J’armais pour une deuxième photographie.
Je le sentais presque amical à présent. C’est sûr il avait compris que je faisais de mon mieux, que j’avais choisi le meilleur angle, un angle auquel il n’aurait pas pensé lui-même. Pendant le cadrage de la deuxième pose, il resta complètement silencieux jusqu’au « clac ».
Lorsque je me redressais, je vis que c’était devenu un ami. Il me souriais et je doutais presque que ce fut le même homme. Il était radieux à présent. Il avait vu à chacun de mes mouvements le soin que je mettais à le satisfaire, l’ambition que j’avais de tirer le meilleur de toutes ses préparations. Il avait confiance. Plus que cela encore il commençait à sentir que sa présence, en me déconcentrant, pouvait m’empêcher de tirer encore plus de ses préparations. Son intérêt commandait qu’il s’éclipse.
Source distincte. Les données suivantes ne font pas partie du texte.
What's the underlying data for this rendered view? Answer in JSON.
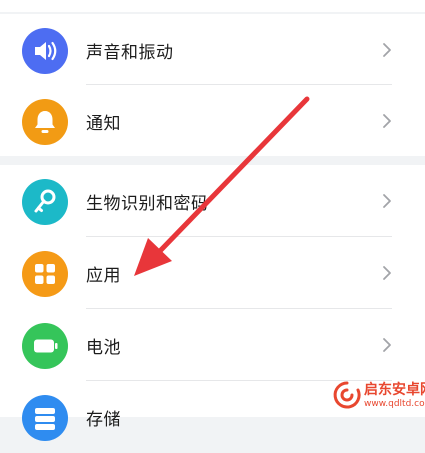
{
  "settings": {
    "items": [
      {
        "id": "sound",
        "label": "声音和振动",
        "icon": "speaker-icon",
        "color": "#4d6df2"
      },
      {
        "id": "notifications",
        "label": "通知",
        "icon": "bell-icon",
        "color": "#f29b14"
      },
      {
        "id": "biometrics",
        "label": "生物识别和密码",
        "icon": "key-icon",
        "color": "#1cb9c8"
      },
      {
        "id": "apps",
        "label": "应用",
        "icon": "apps-grid-icon",
        "color": "#f59a16"
      },
      {
        "id": "battery",
        "label": "电池",
        "icon": "battery-icon",
        "color": "#35c55a"
      },
      {
        "id": "storage",
        "label": "存储",
        "icon": "storage-icon",
        "color": "#2f8cf0"
      }
    ],
    "chevron_icon": "chevron-right-icon"
  },
  "annotation": {
    "arrow_color": "#e8363a",
    "arrow_icon": "red-arrow-icon"
  },
  "watermark": {
    "brand": "启东安卓网",
    "url": "www.qdltd.com",
    "logo_icon": "watermark-logo-icon",
    "color": "#e8472f"
  }
}
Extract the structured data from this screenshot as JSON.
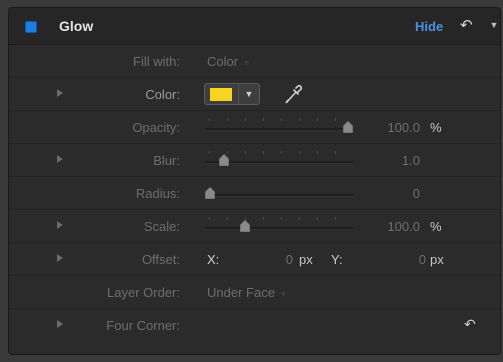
{
  "header": {
    "title": "Glow",
    "hide_label": "Hide",
    "reset_icon": "reset-arrow-icon",
    "menu_icon": "chevron-down-icon",
    "accent": "#1e7ee0"
  },
  "rows": {
    "fill_with": {
      "label": "Fill with:",
      "value": "Color",
      "arrows": "÷"
    },
    "color": {
      "label": "Color:",
      "swatch_color": "#f6d41f",
      "dropdown": "▼"
    },
    "opacity": {
      "label": "Opacity:",
      "value": "100.0",
      "unit": "%",
      "level": 1.0
    },
    "blur": {
      "label": "Blur:",
      "value": "1.0",
      "level": 0.1
    },
    "radius": {
      "label": "Radius:",
      "value": "0",
      "level": 0.0
    },
    "scale": {
      "label": "Scale:",
      "value": "100.0",
      "unit": "%",
      "level": 0.25
    },
    "offset": {
      "label": "Offset:",
      "x_label": "X:",
      "x_value": "0",
      "x_unit": "px",
      "y_label": "Y:",
      "y_value": "0",
      "y_unit": "px"
    },
    "layer_order": {
      "label": "Layer Order:",
      "value": "Under Face",
      "arrows": "÷"
    },
    "four_corner": {
      "label": "Four Corner:"
    }
  }
}
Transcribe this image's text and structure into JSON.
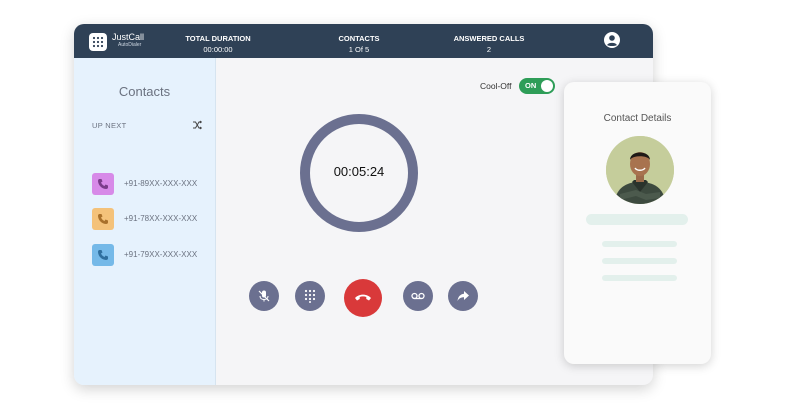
{
  "header": {
    "brand_name": "JustCall",
    "brand_sub": "AutoDialer",
    "stats": [
      {
        "label": "TOTAL DURATION",
        "value": "00:00:00"
      },
      {
        "label": "CONTACTS",
        "value": "1 Of 5"
      },
      {
        "label": "ANSWERED CALLS",
        "value": "2"
      }
    ],
    "user_icon": "user-circle-icon"
  },
  "sidebar": {
    "title": "Contacts",
    "up_next": "UP NEXT",
    "contacts": [
      {
        "number": "+91-89XX-XXX-XXX",
        "color": "#d78ae8"
      },
      {
        "number": "+91-78XX-XXX-XXX",
        "color": "#f4c27a"
      },
      {
        "number": "+91-79XX-XXX-XXX",
        "color": "#75b9e8"
      }
    ]
  },
  "call": {
    "cooloff_label": "Cool-Off",
    "toggle_label": "ON",
    "timer": "00:05:24"
  },
  "details": {
    "title": "Contact Details"
  },
  "colors": {
    "header_bg": "#2f4156",
    "accent_green": "#2e9d58",
    "hangup_red": "#d9393a",
    "control_gray": "#6b7090"
  }
}
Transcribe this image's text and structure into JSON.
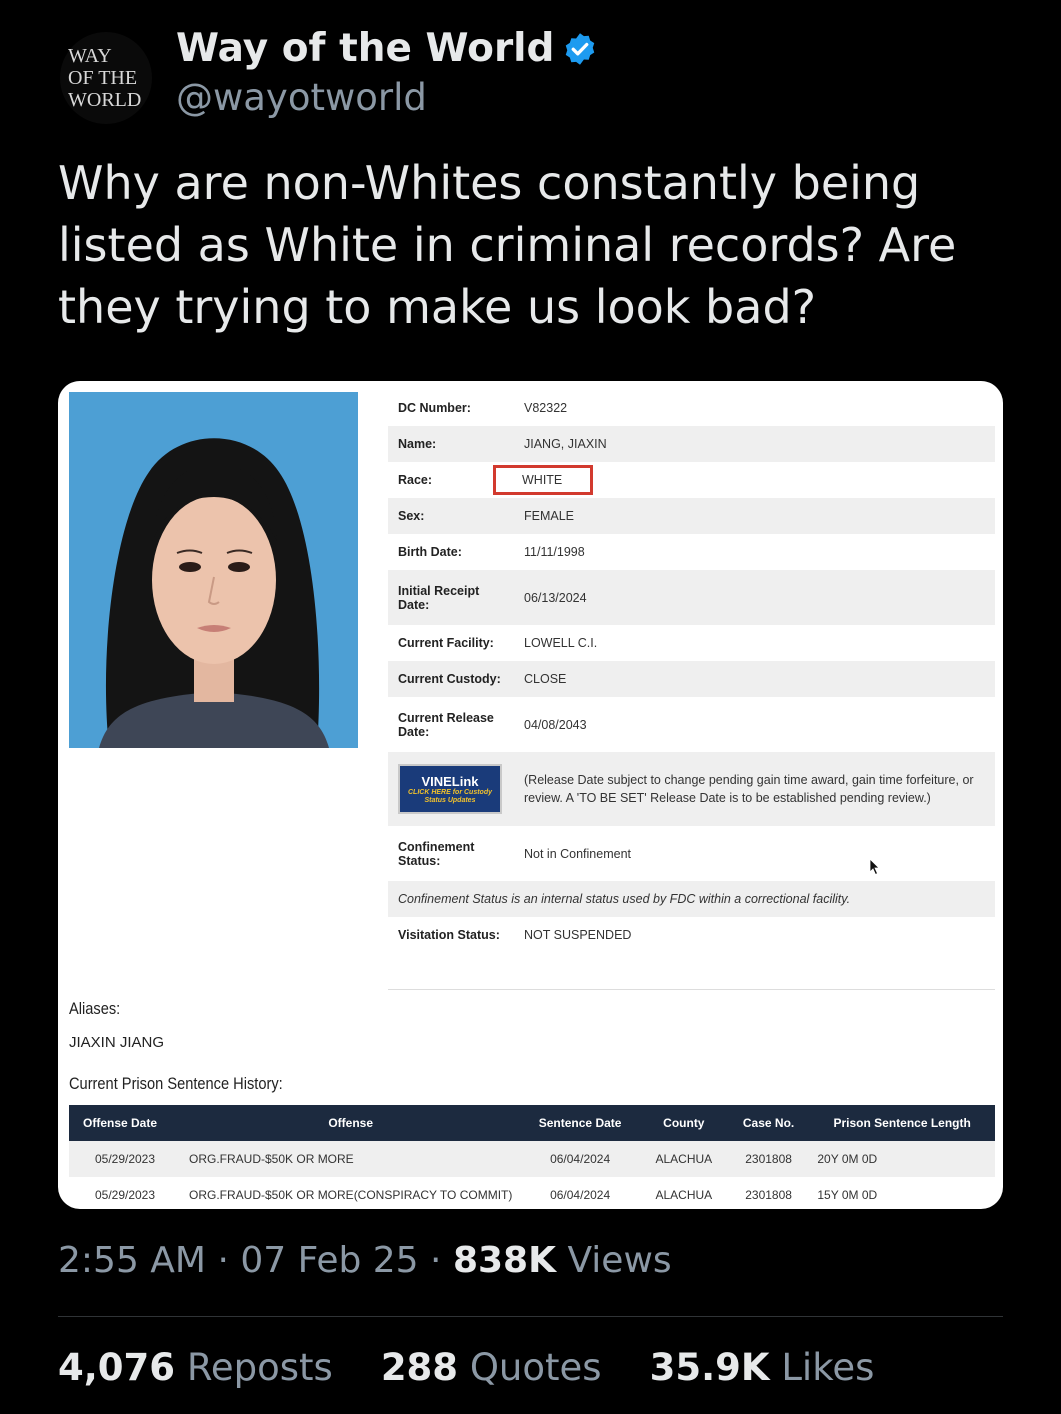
{
  "author": {
    "avatar_lines": [
      "WAY",
      "OF THE",
      "WORLD"
    ],
    "display_name": "Way of the World",
    "handle": "@wayotworld",
    "verified_icon": "verified-badge-icon",
    "verified_color": "#1d9bf0"
  },
  "tweet": {
    "text": "Why are non-Whites constantly being listed as White in criminal records? Are they trying to make us look bad?"
  },
  "record": {
    "rows": [
      {
        "label": "DC Number:",
        "value": "V82322"
      },
      {
        "label": "Name:",
        "value": "JIANG, JIAXIN"
      },
      {
        "label": "Race:",
        "value": "WHITE"
      },
      {
        "label": "Sex:",
        "value": "FEMALE"
      },
      {
        "label": "Birth Date:",
        "value": "11/11/1998"
      },
      {
        "label": "Initial Receipt Date:",
        "value": "06/13/2024"
      },
      {
        "label": "Current Facility:",
        "value": "LOWELL C.I."
      },
      {
        "label": "Current Custody:",
        "value": "CLOSE"
      },
      {
        "label": "Current Release Date:",
        "value": "04/08/2043"
      },
      {
        "label": "Confinement Status:",
        "value": "Not in Confinement"
      },
      {
        "label": "Visitation Status:",
        "value": "NOT SUSPENDED"
      }
    ],
    "vine": {
      "logo": "VINELink",
      "sub": "CLICK HERE for Custody Status Updates",
      "note": "(Release Date subject to change pending gain time award, gain time forfeiture, or review. A 'TO BE SET' Release Date is to be established pending review.)"
    },
    "confinement_note": "Confinement Status is an internal status used by FDC within a correctional facility.",
    "aliases_title": "Aliases:",
    "alias": "JIAXIN JIANG",
    "sentence_title": "Current Prison Sentence History:",
    "sentence_headers": [
      "Offense Date",
      "Offense",
      "Sentence Date",
      "County",
      "Case No.",
      "Prison Sentence Length"
    ],
    "sentences": [
      [
        "05/29/2023",
        "ORG.FRAUD-$50K OR MORE",
        "06/04/2024",
        "ALACHUA",
        "2301808",
        "20Y 0M 0D"
      ],
      [
        "05/29/2023",
        "ORG.FRAUD-$50K OR MORE(CONSPIRACY TO COMMIT)",
        "06/04/2024",
        "ALACHUA",
        "2301808",
        "15Y 0M 0D"
      ]
    ],
    "highlight_color": "#d23a2e"
  },
  "meta": {
    "time": "2:55 AM",
    "date": "07 Feb 25",
    "views_count": "838K",
    "views_label": "Views",
    "separator": "·"
  },
  "stats": {
    "reposts_count": "4,076",
    "reposts_label": "Reposts",
    "quotes_count": "288",
    "quotes_label": "Quotes",
    "likes_count": "35.9K",
    "likes_label": "Likes"
  }
}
Il me dit sobrement : « quand vous ferez une pose, venez que je vous offre un Perrier » et s’éloigna. Je le vis traverser la cour, échanger deux mots avec sa femme, et à la façon dont elle me regarda, je compris qu’il lui avait dit le plus grand bien de moi. Je me sentais bien. Vraiment en forme à présent, et prêt à passer à la chambre.
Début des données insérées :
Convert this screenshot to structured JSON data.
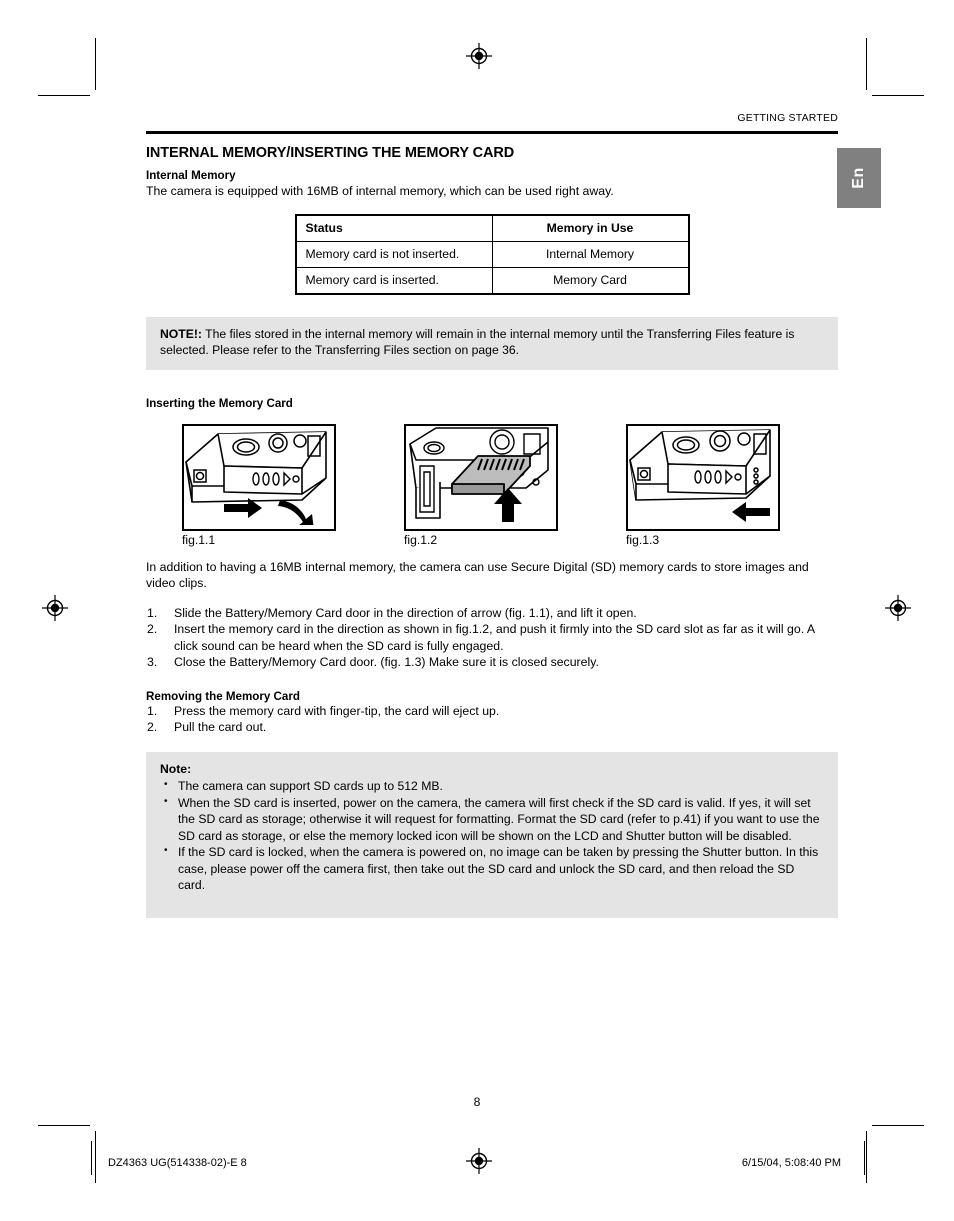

Ce n’est qu’à ce moment là, en dévissant le Fuji de son pied, que je m’aperçus que j’avais pris les trois photographies avec le capuchon d’objectif.


 
 Re: C'est l'été...
Auteur: Jimmy Péguet 
Date:   16-07-2002 12:28

Le client est terrible : un passage à vide, un instant où on semble manquer d'assurance, et le voilà sur des charbons ardents. Si on n'est pas immédiatement rassurant, c'est contagieux, plus on devient fébrile, plus on s'enfonce, plus il est inquiet !
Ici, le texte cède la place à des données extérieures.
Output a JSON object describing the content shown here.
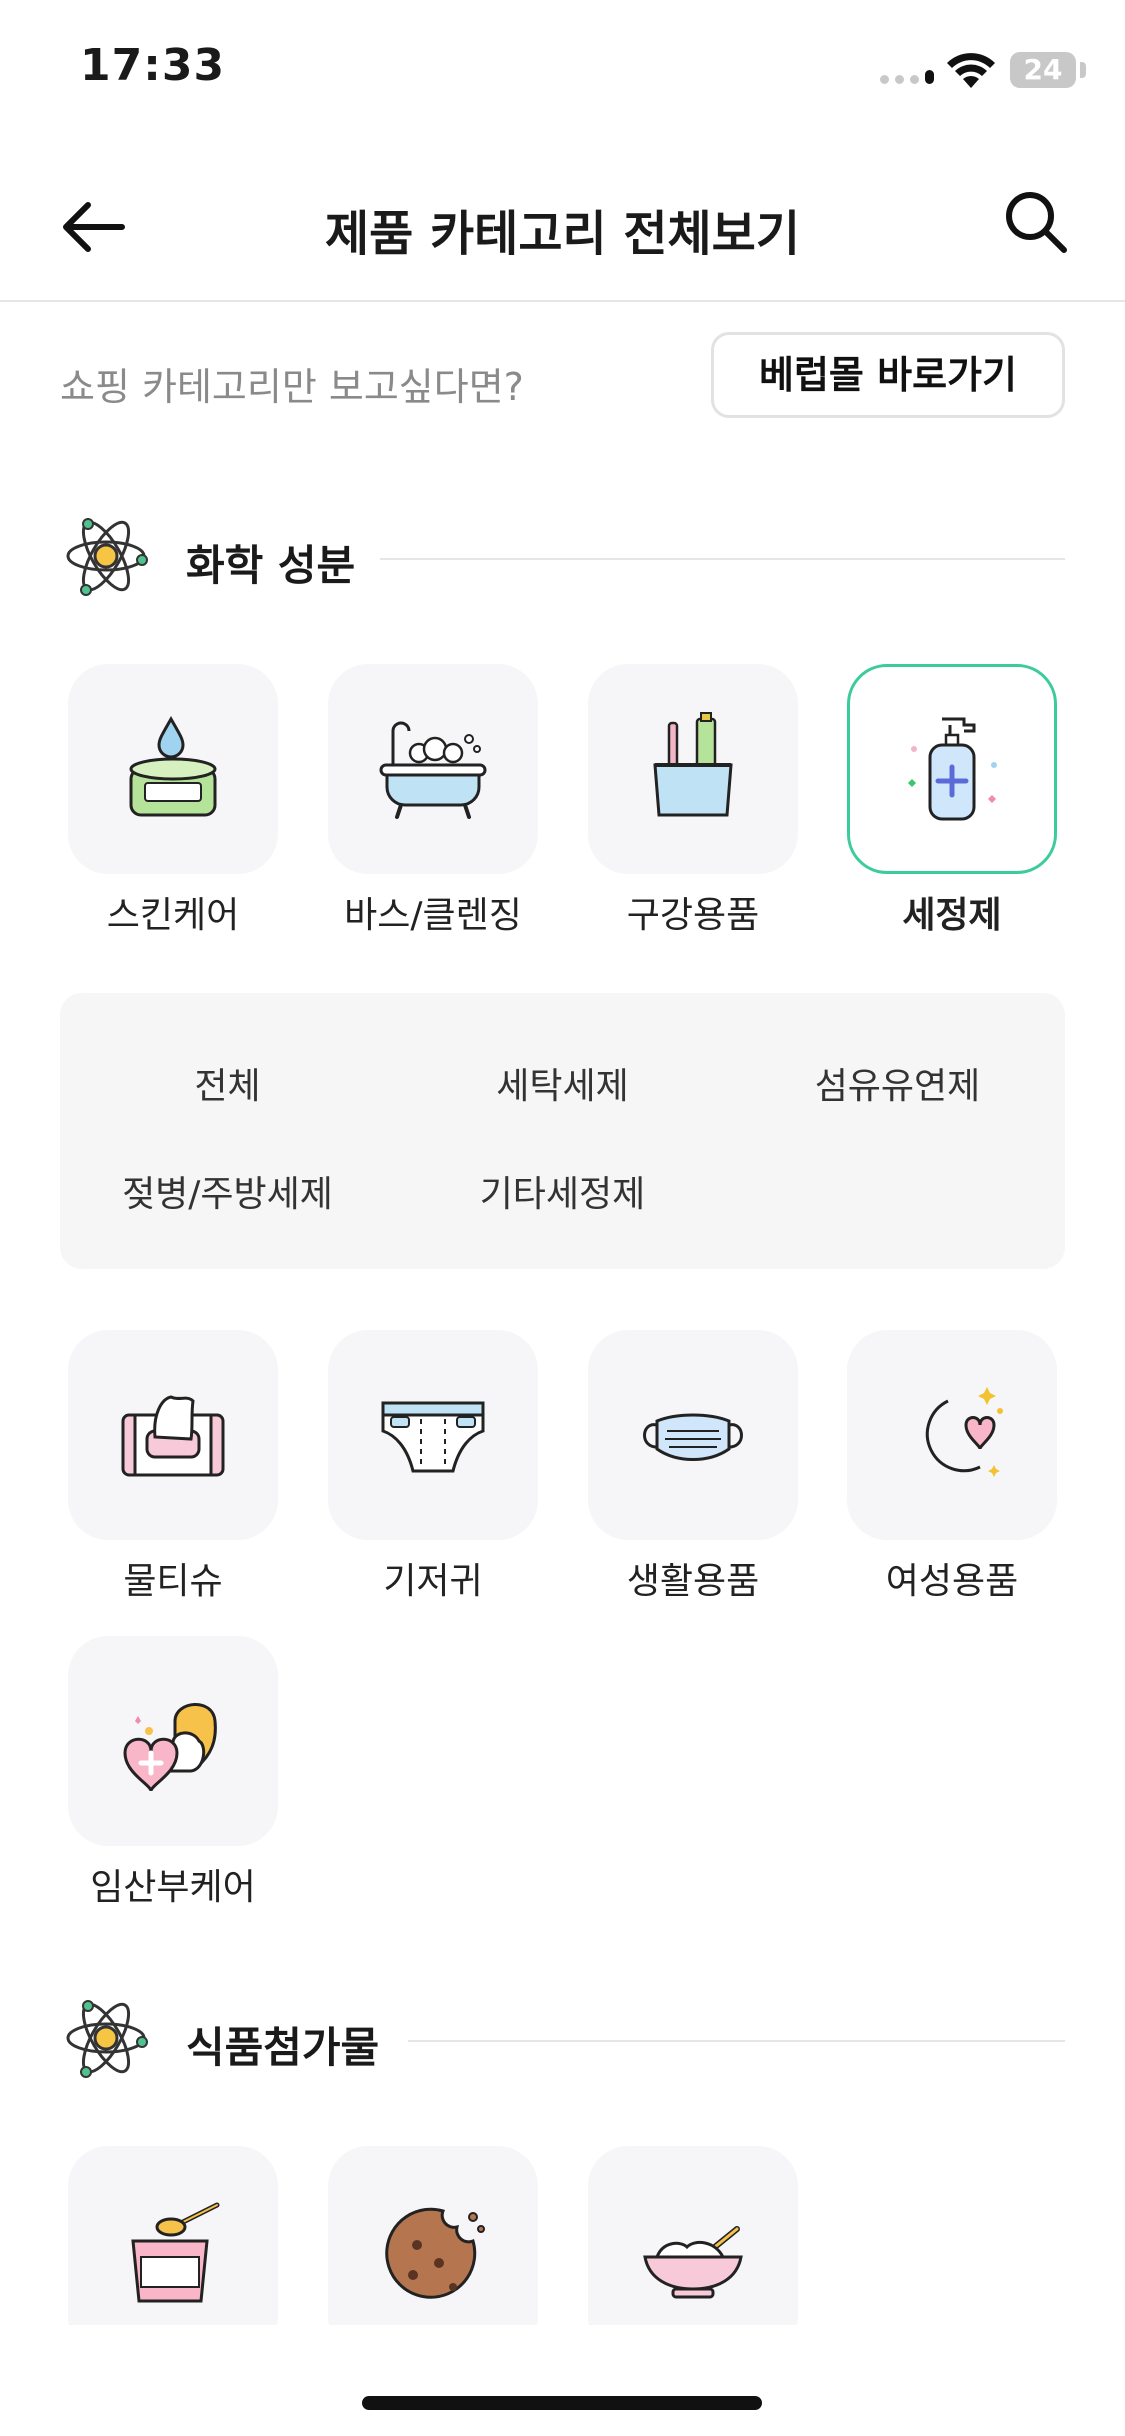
{
  "status": {
    "time": "17:33",
    "battery": "24"
  },
  "nav": {
    "title": "제품 카테고리 전체보기",
    "back_icon": "arrow-left-icon",
    "search_icon": "search-icon"
  },
  "promo": {
    "text": "쇼핑 카테고리만 보고싶다면?",
    "button": "베럽몰 바로가기"
  },
  "sections": [
    {
      "title": "화학 성분",
      "icon": "atom-icon",
      "categories": [
        {
          "label": "스킨케어",
          "icon": "cream-jar-icon",
          "selected": false
        },
        {
          "label": "바스/클렌징",
          "icon": "bathtub-icon",
          "selected": false
        },
        {
          "label": "구강용품",
          "icon": "toothbrush-cup-icon",
          "selected": false
        },
        {
          "label": "세정제",
          "icon": "sanitizer-bottle-icon",
          "selected": true
        },
        {
          "label": "물티슈",
          "icon": "wet-wipes-icon",
          "selected": false
        },
        {
          "label": "기저귀",
          "icon": "diaper-icon",
          "selected": false
        },
        {
          "label": "생활용품",
          "icon": "face-mask-icon",
          "selected": false
        },
        {
          "label": "여성용품",
          "icon": "moon-heart-icon",
          "selected": false
        },
        {
          "label": "임산부케어",
          "icon": "heart-care-icon",
          "selected": false
        }
      ],
      "subcategories": [
        "전체",
        "세탁세제",
        "섬유유연제",
        "젖병/주방세제",
        "기타세정제"
      ]
    },
    {
      "title": "식품첨가물",
      "icon": "atom-icon",
      "categories": [
        {
          "label": "",
          "icon": "formula-cup-icon"
        },
        {
          "label": "",
          "icon": "cookie-icon"
        },
        {
          "label": "",
          "icon": "baby-food-bowl-icon"
        }
      ]
    }
  ],
  "colors": {
    "accent": "#3ccc9a",
    "tile_bg": "#f6f6f8",
    "muted_text": "#8a8a8a"
  }
}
Une autre qui a dû arriver à tout le monde, mais qui est horriblement vexante : le jour où je suis entré dans le labo pour décharger une dizaine de châssis. Je les prépare, les aligne sur la table, comme d'habitude. Je prépare les boîtes pour les vider, et une boîte de film neuve pour les recharger illico. Tout se passe très bien. Pendant longtemps, je fermais les yeux d'instinct pour ce faire. Je ferme donc très fort les yeux sans même m'en rendre compte, je décharge mes 20 plan-films, je les range, j'ouvre la nouvelle boîte et je recharge mes châssis. Aucun problème. Je referme la boîte et retourne allumer la lumière. Sauf que c'est juste à ce moment que je me suis rendu compte que j'avais tout fait les yeux fermés, mais la lumière allumée. On se sent furieusement con. Maintenant, je m'oblige à garder les yeux ouverts dans le noir.